Precedent is an absolutely vital part of American jurisprudence. Judges look to previous court cases to help guide them through their decision making process. Judges attempt to distinguish cases that are different, and analogize similar cases. Precedent adds an amount of stability to our justice system. But what happens when the outcomes of seemingly similar cases appear contradictory? The case of Khan v. Normand, et al. helps illustrate the importance of precedent in the context of the tragic death of a man in police custody and illustrates how judges can look at the same precedents and reach very different conclusions.
On July 17, 2007, Nayeem Khan, a man with a history of mental illness, began to run around a grocery store yelling that people outside were going to kill him. While visibly upset and delusional, Mr. Khan was also suffering from a drug-induced psychosis at the time of this incident. After managing to handcuff him, store security guards, and an off-duty sheriff’s deputy that happened to be in the store at the time of the incident, contacted the Jefferson Parish Sheriff’s Office. When deputies began to remove Mr. Khan from the store, he physically resisted. Eventually deputies restrained Mr. Khan by handcuffing both his hands and legs behind his body and connecting his hand and leg restraints with another pair of handcuffs. This meant Mr. Khan was in a four-point restraint which effectively hog-tied him. Mr. Khan began to have great difficulty breathing almost immediately, and deputies removed the restraints and administered CPR until an ambulance arrived. Mr. Khan began to breathe again, but tragically died later that night.

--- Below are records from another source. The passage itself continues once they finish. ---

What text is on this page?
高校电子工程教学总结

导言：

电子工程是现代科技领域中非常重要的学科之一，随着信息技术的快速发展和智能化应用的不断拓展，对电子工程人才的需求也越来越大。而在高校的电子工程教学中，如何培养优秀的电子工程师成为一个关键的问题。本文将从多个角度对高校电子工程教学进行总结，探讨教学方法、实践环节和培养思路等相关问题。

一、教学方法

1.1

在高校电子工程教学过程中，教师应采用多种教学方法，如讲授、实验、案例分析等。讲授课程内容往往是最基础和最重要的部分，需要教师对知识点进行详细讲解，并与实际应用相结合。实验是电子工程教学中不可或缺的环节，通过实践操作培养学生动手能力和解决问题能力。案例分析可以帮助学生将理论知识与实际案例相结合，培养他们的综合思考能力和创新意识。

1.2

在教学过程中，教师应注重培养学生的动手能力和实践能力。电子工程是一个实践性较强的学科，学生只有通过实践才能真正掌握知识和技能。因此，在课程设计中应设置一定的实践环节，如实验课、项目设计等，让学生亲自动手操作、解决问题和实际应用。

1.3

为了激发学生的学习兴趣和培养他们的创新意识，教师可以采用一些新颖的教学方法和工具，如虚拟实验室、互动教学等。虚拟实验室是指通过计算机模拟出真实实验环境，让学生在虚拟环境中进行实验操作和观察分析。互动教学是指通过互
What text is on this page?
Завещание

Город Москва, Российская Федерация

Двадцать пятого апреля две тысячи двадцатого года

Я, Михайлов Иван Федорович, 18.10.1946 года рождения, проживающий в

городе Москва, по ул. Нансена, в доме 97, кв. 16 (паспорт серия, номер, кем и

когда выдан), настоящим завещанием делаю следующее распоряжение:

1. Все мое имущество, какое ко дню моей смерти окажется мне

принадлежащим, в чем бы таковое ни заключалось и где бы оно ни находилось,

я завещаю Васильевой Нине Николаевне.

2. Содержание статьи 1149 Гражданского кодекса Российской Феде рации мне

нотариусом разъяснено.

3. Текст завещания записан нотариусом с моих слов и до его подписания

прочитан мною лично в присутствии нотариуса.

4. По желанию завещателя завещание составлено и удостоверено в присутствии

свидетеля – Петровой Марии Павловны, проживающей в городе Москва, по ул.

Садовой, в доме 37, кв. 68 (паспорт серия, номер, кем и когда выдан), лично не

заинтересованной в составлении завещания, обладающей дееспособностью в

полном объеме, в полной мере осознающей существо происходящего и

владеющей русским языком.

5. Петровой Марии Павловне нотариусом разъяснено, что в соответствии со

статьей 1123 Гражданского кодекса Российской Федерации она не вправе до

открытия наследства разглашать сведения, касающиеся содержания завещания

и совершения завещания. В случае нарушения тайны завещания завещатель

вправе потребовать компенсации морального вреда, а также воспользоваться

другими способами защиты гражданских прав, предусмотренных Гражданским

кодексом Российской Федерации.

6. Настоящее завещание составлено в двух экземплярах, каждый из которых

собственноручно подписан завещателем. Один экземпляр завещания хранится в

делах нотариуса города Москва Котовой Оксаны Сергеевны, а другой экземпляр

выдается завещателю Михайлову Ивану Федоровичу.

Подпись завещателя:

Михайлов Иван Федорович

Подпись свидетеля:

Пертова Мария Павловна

Mr. Khan’s parents sued the Jefferson Parish Sheriff’s Office and the individual deputies involved in their son’s restraint alleging excessive force and violations of Nayeem’s constitutional rights. The Jefferson Parish Sheriff’s Office sought a summary judgment alleging that the deputies were protected from liability on the basis of qualified immunity. The district court agreed, and granted the motion for summary judgment on the grounds of qualified immunity which prevents government officials from being sued while in the course of performing their official duties.